Carbon nanotubes (CNT) are an important new class of technological materials that have numerous novel and useful properties. Most carbon nanotube synthesis techniques require the introduction of metal catalyst in the form of gas particulates or as a solid support. However, the main problem of using metal nanoparticles for CNT’s growth is presence of impurities and thus usually requires further CNT purification which normally introduces unavoidable defects along the tubes and the pentagonal structure at the tube ends.
To date the successful synthesis of metal-catalyst-free carbon nanotubes on Si/SiO2 substrates has only been achieved by using higher temperature (over 800 ºC) CVD methods. However, since almost all exiting developed electronics devices have electrical interconnections, almost of which are formed of aluminium having a melting point of 660 ºC, it is very important to develop the method of low temperature CVD synthesis of metal-catalyst-free CNTs.

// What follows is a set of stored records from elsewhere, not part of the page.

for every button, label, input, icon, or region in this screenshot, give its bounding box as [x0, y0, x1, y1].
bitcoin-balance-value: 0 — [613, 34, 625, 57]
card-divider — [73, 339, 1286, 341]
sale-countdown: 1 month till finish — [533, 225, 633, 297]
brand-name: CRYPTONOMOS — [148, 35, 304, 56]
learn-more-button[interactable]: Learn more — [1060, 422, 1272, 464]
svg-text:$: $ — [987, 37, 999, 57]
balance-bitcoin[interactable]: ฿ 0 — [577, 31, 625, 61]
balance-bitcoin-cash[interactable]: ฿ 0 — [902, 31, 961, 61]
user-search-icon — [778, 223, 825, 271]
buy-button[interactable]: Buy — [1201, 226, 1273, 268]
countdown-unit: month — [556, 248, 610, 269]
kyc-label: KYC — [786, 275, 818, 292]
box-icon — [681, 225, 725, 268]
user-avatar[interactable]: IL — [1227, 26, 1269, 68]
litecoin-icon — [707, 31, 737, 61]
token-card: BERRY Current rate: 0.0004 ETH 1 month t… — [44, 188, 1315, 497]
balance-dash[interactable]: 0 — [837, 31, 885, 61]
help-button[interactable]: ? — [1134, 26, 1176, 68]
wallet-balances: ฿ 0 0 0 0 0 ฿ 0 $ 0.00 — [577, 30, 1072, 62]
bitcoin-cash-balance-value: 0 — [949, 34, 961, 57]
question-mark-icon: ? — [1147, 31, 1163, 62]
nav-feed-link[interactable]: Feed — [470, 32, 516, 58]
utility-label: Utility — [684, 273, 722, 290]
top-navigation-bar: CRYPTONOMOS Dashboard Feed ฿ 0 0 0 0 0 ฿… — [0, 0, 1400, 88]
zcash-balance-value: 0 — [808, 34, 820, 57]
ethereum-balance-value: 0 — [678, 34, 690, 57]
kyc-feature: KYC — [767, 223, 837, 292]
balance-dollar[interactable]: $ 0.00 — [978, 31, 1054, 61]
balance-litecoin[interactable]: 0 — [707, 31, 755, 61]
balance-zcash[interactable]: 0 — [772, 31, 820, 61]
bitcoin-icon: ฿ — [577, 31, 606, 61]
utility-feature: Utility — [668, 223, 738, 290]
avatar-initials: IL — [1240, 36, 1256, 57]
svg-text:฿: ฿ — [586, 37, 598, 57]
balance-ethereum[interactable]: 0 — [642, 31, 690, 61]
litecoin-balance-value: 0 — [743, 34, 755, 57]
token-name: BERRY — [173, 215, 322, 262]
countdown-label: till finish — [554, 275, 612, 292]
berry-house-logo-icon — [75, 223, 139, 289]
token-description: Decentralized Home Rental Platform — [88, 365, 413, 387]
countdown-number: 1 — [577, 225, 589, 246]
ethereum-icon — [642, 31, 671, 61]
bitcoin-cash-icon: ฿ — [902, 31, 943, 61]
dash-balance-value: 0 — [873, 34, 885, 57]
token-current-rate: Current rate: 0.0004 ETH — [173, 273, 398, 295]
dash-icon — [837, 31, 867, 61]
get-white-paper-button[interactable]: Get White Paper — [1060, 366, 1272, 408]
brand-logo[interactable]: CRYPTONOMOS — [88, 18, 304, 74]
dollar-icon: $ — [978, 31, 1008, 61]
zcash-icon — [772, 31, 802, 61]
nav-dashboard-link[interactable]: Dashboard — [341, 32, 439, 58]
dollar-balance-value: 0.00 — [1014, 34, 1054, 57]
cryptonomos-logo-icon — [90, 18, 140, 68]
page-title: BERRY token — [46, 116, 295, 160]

In our research we demonstrate successful growth of CNTs at 500 ºC without high temperature pre-treatment. It was found that the chemical pre-treatment of the Si-substrate in liquid ethanol is critical for defect generation on a Si/SO2 surface which were found to be responsible for carbon precipitation and formation of the metal-catalyst-free CNTs. The role of separating ethanol vapour pyrolysis from the CNT formation in the two-zone CVD and the role of ethanol pre-treatment of the Si/SO2 surface are discussed.